Both plans would cost about $220 million per year, however, the House plan would be enacted in one year while the Senate proposal would be phased in over two years. The Senate plan includes a year two, $44 million general increase of $1,000 per teacher. The House plan includes a $2,000 increase for teacher aides, which were not included in the original Senate plan.

“I’m not willing to pass a bill – when we’ve told teachers to wait until next year, wait until next year – where there are millions withheld that they’re not getting. before the second year, an election year,” Bennett said. . “…Teachers need all the money this year. We have the money and they don’t have to wait.

Bennett added, “The way the (Senate) scale worked, we wouldn’t hit the Southeast average or the national average.
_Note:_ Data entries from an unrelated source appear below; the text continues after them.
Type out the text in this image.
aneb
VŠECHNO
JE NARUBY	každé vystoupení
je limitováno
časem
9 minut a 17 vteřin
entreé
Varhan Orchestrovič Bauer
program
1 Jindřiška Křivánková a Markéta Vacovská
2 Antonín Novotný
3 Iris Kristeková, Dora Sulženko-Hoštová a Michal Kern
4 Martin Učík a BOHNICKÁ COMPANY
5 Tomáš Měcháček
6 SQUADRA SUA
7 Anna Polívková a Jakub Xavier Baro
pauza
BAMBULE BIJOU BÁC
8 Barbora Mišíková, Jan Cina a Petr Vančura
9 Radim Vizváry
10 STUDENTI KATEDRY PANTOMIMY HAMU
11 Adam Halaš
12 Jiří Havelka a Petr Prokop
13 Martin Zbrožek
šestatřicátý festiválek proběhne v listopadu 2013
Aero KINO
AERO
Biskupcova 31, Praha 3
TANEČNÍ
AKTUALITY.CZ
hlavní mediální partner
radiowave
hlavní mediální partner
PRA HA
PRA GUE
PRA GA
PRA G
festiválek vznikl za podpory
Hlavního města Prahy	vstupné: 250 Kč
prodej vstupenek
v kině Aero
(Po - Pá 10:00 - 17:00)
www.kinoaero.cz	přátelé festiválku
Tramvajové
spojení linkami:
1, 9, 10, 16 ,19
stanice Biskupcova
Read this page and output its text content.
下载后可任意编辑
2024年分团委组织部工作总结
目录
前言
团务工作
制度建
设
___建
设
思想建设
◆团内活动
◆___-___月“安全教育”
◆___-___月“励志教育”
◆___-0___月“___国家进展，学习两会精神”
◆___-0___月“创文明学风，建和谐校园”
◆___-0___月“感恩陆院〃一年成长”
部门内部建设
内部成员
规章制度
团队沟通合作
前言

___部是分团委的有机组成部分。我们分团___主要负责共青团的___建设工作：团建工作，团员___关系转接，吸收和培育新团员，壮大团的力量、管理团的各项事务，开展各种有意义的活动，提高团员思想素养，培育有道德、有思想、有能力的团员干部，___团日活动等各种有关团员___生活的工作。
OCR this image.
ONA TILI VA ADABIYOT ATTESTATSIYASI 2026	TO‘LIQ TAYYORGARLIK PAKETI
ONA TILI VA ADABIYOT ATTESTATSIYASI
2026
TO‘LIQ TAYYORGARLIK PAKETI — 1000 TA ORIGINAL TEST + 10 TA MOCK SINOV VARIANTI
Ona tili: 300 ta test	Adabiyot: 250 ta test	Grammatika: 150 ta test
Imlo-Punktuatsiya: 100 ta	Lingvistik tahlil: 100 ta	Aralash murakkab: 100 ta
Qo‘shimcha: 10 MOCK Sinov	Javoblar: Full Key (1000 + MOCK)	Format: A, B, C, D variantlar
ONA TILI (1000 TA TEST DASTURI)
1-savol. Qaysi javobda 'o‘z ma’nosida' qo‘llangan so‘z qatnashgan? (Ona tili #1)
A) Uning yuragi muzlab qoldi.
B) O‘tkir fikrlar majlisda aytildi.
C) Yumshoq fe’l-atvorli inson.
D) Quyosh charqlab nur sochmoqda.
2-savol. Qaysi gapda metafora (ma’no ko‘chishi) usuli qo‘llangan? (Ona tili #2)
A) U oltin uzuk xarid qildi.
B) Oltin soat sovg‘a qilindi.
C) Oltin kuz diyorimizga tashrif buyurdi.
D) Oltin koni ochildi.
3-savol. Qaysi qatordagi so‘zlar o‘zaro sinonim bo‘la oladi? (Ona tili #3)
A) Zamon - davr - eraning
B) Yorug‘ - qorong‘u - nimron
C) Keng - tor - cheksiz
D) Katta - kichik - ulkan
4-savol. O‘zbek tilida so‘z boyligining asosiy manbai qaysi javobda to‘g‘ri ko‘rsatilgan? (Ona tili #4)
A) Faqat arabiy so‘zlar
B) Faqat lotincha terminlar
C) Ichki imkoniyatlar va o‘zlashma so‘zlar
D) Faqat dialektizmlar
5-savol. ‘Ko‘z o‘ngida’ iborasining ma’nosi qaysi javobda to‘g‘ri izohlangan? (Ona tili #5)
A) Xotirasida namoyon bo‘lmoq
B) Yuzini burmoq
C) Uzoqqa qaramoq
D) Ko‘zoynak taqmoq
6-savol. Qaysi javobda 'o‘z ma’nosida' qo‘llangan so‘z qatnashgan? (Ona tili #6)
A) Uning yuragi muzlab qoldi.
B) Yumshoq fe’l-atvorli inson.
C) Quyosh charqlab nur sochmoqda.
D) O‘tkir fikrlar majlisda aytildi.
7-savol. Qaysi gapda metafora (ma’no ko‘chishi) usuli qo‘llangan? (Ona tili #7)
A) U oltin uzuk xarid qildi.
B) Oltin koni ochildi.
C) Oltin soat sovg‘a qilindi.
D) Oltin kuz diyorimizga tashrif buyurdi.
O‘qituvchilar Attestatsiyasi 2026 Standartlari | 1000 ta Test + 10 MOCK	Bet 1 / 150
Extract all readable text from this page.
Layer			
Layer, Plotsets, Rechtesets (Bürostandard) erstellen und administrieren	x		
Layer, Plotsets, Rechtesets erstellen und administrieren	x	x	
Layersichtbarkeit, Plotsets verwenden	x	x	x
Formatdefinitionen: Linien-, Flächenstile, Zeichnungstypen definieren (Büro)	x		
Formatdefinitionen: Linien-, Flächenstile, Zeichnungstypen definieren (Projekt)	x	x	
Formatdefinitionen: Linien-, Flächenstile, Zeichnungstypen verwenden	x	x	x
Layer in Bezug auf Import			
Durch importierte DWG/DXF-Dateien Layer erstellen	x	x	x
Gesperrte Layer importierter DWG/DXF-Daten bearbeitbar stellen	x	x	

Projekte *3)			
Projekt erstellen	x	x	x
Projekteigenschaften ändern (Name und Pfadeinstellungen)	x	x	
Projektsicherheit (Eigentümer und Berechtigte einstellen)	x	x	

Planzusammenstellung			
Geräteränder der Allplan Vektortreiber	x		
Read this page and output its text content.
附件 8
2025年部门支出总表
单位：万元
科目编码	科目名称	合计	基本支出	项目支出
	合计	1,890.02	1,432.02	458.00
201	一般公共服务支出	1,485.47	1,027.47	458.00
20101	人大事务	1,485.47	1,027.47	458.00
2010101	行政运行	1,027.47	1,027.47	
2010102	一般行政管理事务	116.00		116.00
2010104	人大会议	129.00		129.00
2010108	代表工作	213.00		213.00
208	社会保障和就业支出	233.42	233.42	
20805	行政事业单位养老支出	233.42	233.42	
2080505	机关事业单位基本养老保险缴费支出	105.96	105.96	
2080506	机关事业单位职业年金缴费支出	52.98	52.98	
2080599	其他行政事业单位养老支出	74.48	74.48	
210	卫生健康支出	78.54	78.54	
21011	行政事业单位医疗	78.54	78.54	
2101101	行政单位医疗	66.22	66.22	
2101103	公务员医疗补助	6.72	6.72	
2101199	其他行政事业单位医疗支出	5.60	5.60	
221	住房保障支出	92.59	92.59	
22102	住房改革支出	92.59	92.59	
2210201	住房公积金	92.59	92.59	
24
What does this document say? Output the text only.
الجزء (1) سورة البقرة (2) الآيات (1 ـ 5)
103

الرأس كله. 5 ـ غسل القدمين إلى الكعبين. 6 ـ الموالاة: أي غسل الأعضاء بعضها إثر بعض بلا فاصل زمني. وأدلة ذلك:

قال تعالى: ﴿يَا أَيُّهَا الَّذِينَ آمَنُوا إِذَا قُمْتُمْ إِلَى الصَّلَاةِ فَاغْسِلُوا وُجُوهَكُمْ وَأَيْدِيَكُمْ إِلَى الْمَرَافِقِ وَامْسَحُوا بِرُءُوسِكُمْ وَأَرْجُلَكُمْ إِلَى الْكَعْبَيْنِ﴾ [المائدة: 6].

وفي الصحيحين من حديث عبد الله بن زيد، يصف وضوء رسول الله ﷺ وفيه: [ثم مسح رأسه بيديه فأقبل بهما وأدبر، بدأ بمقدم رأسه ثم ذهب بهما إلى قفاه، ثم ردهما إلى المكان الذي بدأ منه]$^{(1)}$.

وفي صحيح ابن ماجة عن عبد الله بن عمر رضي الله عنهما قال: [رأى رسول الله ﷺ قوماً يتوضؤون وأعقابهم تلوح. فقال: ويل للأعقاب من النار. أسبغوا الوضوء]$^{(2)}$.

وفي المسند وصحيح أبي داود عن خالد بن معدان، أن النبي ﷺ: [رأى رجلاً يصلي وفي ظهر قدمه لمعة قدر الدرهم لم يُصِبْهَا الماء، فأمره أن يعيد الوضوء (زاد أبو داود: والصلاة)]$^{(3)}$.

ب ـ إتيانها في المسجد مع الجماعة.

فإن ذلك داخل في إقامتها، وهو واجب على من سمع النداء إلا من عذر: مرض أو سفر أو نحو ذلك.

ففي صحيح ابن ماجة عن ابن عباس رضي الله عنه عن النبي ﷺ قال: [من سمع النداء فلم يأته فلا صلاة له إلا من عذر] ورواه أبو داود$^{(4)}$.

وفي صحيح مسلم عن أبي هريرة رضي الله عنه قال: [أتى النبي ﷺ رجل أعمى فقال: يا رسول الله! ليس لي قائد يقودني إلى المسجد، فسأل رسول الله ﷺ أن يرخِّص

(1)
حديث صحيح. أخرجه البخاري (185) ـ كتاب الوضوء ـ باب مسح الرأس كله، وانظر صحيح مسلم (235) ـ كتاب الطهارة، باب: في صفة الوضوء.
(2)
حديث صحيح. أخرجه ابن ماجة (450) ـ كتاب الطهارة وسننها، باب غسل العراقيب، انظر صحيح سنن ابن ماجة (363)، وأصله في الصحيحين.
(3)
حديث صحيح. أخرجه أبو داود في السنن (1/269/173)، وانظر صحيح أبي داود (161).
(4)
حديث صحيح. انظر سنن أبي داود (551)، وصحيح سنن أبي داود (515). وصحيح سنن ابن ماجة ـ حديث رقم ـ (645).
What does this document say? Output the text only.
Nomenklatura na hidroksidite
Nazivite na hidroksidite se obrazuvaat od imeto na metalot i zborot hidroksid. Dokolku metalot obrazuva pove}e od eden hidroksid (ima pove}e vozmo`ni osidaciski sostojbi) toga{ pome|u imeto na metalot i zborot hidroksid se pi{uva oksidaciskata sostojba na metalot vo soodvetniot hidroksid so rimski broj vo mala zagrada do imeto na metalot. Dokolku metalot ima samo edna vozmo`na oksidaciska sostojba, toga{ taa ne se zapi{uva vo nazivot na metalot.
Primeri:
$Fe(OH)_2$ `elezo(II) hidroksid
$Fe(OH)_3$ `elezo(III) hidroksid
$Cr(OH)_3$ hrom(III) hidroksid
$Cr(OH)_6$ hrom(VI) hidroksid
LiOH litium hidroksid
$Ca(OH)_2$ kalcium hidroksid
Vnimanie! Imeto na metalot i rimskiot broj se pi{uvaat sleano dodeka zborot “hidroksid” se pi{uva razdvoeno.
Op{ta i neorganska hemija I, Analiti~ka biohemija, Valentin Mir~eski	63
With the House bill, we do.

Both plans would “restructure” the teacher pay scale which determines the pay of teachers at different levels of experience and training. The house plan would call for more immediate increases ranging from $4,000 to $6,000. The Senate’s plan after two years would call for an average raise of $4,700, but would provide for larger salary increases at each five-year interval in a teacher’s career. On Tuesday, the Senate also added language calling for a $2,000 increase over two years for teacher aides.

Mississippi’s teacher salary by several measures is the lowest in the nation. Mississippi public education advocates spent much of Tuesday watching the one-upmanship game being played by House and Senate leaders.

“We are certainly encouraged by senators who stand up and be leaders for the state,” Antonio Castanon Luna, executive director of the Mississippi Educators Association, whose members he says include 10% of classroom teachers of State. He said the pay rise will help teachers fight inflation and be able to stay in class.

And in the end, he admitted it didn’t matter whether the pay raise was a Senate bill or a House bill.

“For us, it’s about students having quality teachers,” he said.

Kelly Riley, Executive Director of Professional Educators of Mississippi, said, “We were very frustrated today that the House let both Senate pay raise bills die. We very much appreciate the statesmanship and the leadership of the Senate. Today’s actions from the Senate, and the absence of them from the House, have sent a clear message to educators across the state as to who truly puts the teachers and children of our State.

It is more than likely that the final teacher compensation plan will be crafted by legislative leaders in the final days of the session and will include elements of plans proposed by the Senate and House. But the final plan will be a House bill instead of a Senate bill.

That matters to some on Capitol Hill, but the bottom line for teachers is whether they get a pay raise. And after a chaotic Tuesday, their pay raise was still on track in the 2022 legislative session.

This article first appeared on mississippi today and is republished here under a Creative Commons license.